JAKARTA – Aksi penikaman terhadap Menko Polhukam Wiranto mengindikasikan daya rusak kelompok teroris di Indonesia semakin menurun. Umumnya kelompok teroris dalam beraksi selalu menimbulkan ketakutan dan daya destruksi yang besar.
Hal tersebut dikatakan Kepala Pusat Studi Keamanan dan Pertahanan (PSKP) Universitas Gadjah Mada (UGM) Najib Azca. Dia menilai aksi teror dilakukan Abu Rara terhadap Wiranto mengindikasikan daya destruksi para teroris mulai menurun.
“Ini refleksi bahwa daya penghancuran atau daya kemampuan destruksi dari kelompok teroris berkurang dibandingkan yang dulu,” kata Najib, Senin (14/10) kemarin.

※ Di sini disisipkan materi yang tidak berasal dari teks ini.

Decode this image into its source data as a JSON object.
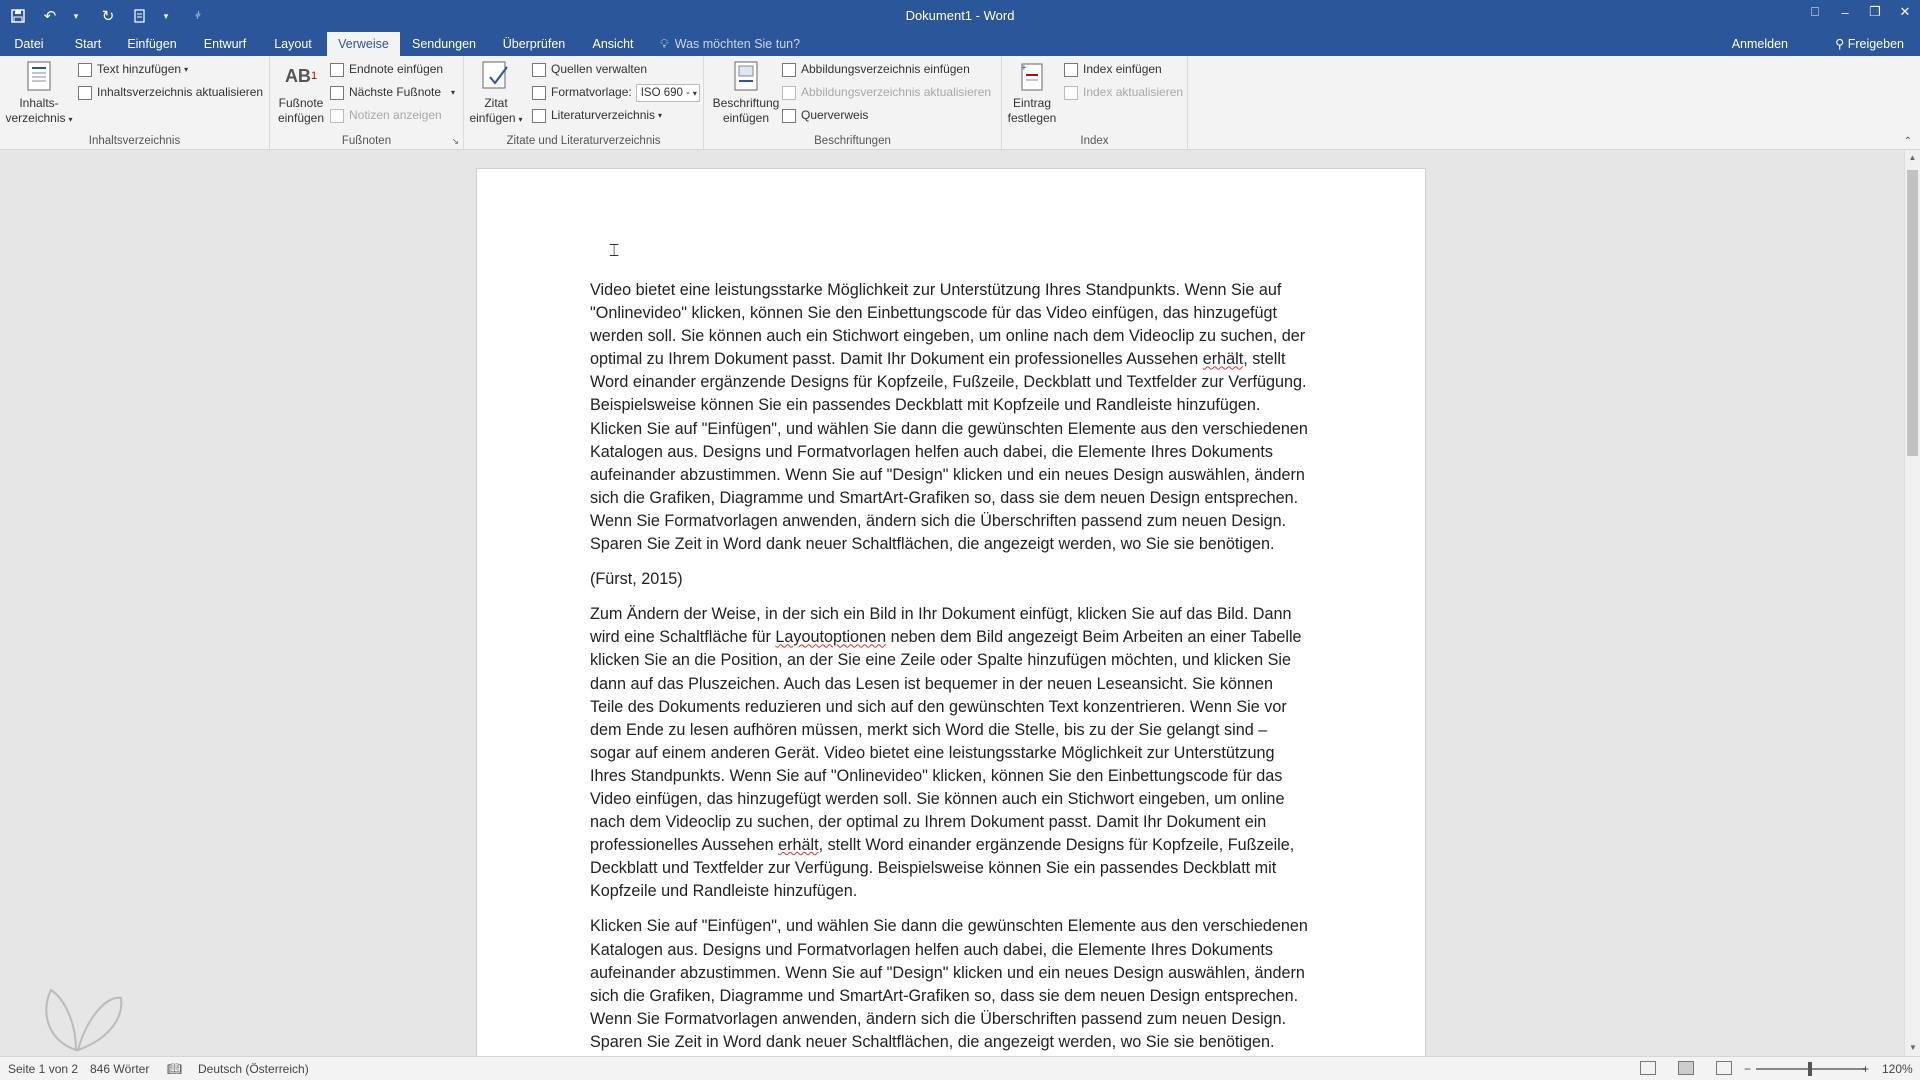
{
  "window": {
    "title": "Dokument1 - Word",
    "accent": "#2b579a",
    "qat": [
      "save-icon",
      "undo-icon",
      "redo-icon",
      "customize-icon"
    ]
  },
  "tabs": [
    {
      "label": "Datei"
    },
    {
      "label": "Start"
    },
    {
      "label": "Einfügen"
    },
    {
      "label": "Entwurf"
    },
    {
      "label": "Layout"
    },
    {
      "label": "Verweise",
      "active": true
    },
    {
      "label": "Sendungen"
    },
    {
      "label": "Überprüfen"
    },
    {
      "label": "Ansicht"
    }
  ],
  "tellme": "Was möchten Sie tun?",
  "account": {
    "signin": "Anmelden",
    "share": "Freigeben"
  },
  "ribbon": {
    "toc": {
      "label": "Inhaltsverzeichnis",
      "big_button": "Inhalts-",
      "big_button_2": "verzeichnis",
      "add_text": "Text hinzufügen",
      "update": "Inhaltsverzeichnis aktualisieren"
    },
    "footnotes": {
      "label": "Fußnoten",
      "big_button": "Fußnote",
      "big_button_2": "einfügen",
      "endnote": "Endnote einfügen",
      "next": "Nächste Fußnote",
      "show_notes": "Notizen anzeigen"
    },
    "citations": {
      "label": "Zitate und Literaturverzeichnis",
      "big_button": "Zitat",
      "big_button_2": "einfügen",
      "manage": "Quellen verwalten",
      "style_label": "Formatvorlage:",
      "style_value": "ISO 690 -",
      "bibliography": "Literaturverzeichnis"
    },
    "captions": {
      "label": "Beschriftungen",
      "big_button": "Beschriftung",
      "big_button_2": "einfügen",
      "insert_tof": "Abbildungsverzeichnis einfügen",
      "update_tof": "Abbildungsverzeichnis aktualisieren",
      "crossref": "Querverweis"
    },
    "index": {
      "label": "Index",
      "big_button": "Eintrag",
      "big_button_2": "festlegen",
      "insert": "Index einfügen",
      "update": "Index aktualisieren"
    }
  },
  "document": {
    "p1_a": "Video bietet eine leistungsstarke Möglichkeit zur Unterstützung Ihres Standpunkts. Wenn Sie auf \"Onlinevideo\" klicken, können Sie den Einbettungscode für das Video einfügen, das hinzugefügt werden soll. Sie können auch ein Stichwort eingeben, um online nach dem Videoclip zu suchen, der optimal zu Ihrem Dokument passt. Damit Ihr Dokument ein professionelles Aussehen ",
    "p1_err": "erhält",
    "p1_b": ", stellt Word einander ergänzende Designs für Kopfzeile, Fußzeile, Deckblatt und Textfelder zur Verfügung. Beispielsweise können Sie ein passendes Deckblatt mit Kopfzeile und Randleiste hinzufügen. Klicken Sie auf \"Einfügen\", und wählen Sie dann die gewünschten Elemente aus den verschiedenen Katalogen aus. Designs und Formatvorlagen helfen auch dabei, die Elemente Ihres Dokuments aufeinander abzustimmen. Wenn Sie auf \"Design\" klicken und ein neues Design auswählen, ändern sich die Grafiken, Diagramme und SmartArt-Grafiken so, dass sie dem neuen Design entsprechen. Wenn Sie Formatvorlagen anwenden, ändern sich die Überschriften passend zum neuen Design. Sparen Sie Zeit in Word dank neuer Schaltflächen, die angezeigt werden, wo Sie sie benötigen.",
    "citation": "(Fürst, 2015)",
    "p2_a": "Zum Ändern der Weise, in der sich ein Bild in Ihr Dokument einfügt, klicken Sie auf das Bild. Dann wird eine Schaltfläche für ",
    "p2_err1": "Layoutoptionen",
    "p2_b": " neben dem Bild angezeigt Beim Arbeiten an einer Tabelle klicken Sie an die Position, an der Sie eine Zeile oder Spalte hinzufügen möchten, und klicken Sie dann auf das Pluszeichen. Auch das Lesen ist bequemer in der neuen Leseansicht. Sie können Teile des Dokuments reduzieren und sich auf den gewünschten Text konzentrieren. Wenn Sie vor dem Ende zu lesen aufhören müssen, merkt sich Word die Stelle, bis zu der Sie gelangt sind – sogar auf einem anderen Gerät. Video bietet eine leistungsstarke Möglichkeit zur Unterstützung Ihres Standpunkts. Wenn Sie auf \"Onlinevideo\" klicken, können Sie den Einbettungscode für das Video einfügen, das hinzugefügt werden soll. Sie können auch ein Stichwort eingeben, um online nach dem Videoclip zu suchen, der optimal zu Ihrem Dokument passt. Damit Ihr Dokument ein professionelles Aussehen ",
    "p2_err2": "erhält",
    "p2_c": ", stellt Word einander ergänzende Designs für Kopfzeile, Fußzeile, Deckblatt und Textfelder zur Verfügung. Beispielsweise können Sie ein passendes Deckblatt mit Kopfzeile und Randleiste hinzufügen.",
    "p3": "Klicken Sie auf \"Einfügen\", und wählen Sie dann die gewünschten Elemente aus den verschiedenen Katalogen aus. Designs und Formatvorlagen helfen auch dabei, die Elemente Ihres Dokuments aufeinander abzustimmen. Wenn Sie auf \"Design\" klicken und ein neues Design auswählen, ändern sich die Grafiken, Diagramme und SmartArt-Grafiken so, dass sie dem neuen Design entsprechen. Wenn Sie Formatvorlagen anwenden, ändern sich die Überschriften passend zum neuen Design. Sparen Sie Zeit in Word dank neuer Schaltflächen, die angezeigt werden, wo Sie sie benötigen. Zum"
  },
  "status": {
    "page": "Seite 1 von 2",
    "words": "846 Wörter",
    "language": "Deutsch (Österreich)",
    "zoom": "120%"
  }
}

Dijelaskannya, penggunaan senjata tajam untuk melukai target sangat berbeda dengan pola yang digunakan kelompok teroris sebelumnya, khususnya Jamaah Islamiyah (JI). Kelompok ini lebih dikenal dengan aksi teror yang berimbas kerusakan atau korban yang besar, seperti bom Bali pada 2002 atau bom Hotel JW Marriot pada 2003.
Menurutnya, anggota JI memiliki karakteristik operasi yang terlatih. Mereka mendapatkan pelatihan paramiliter di Afghanistan atau Mindanao, Filipina.
Sedangkan, teroris yang terafiliasi ke Jamaah Ansorut Daulah (JAD) yang pro-ISIS tidak terlatih secara kemiliteran. Aksi teror mereka tidak tertata. Pelakunya justru lebih banyak yang meninggal dibanding korban yang ingin diciptakan.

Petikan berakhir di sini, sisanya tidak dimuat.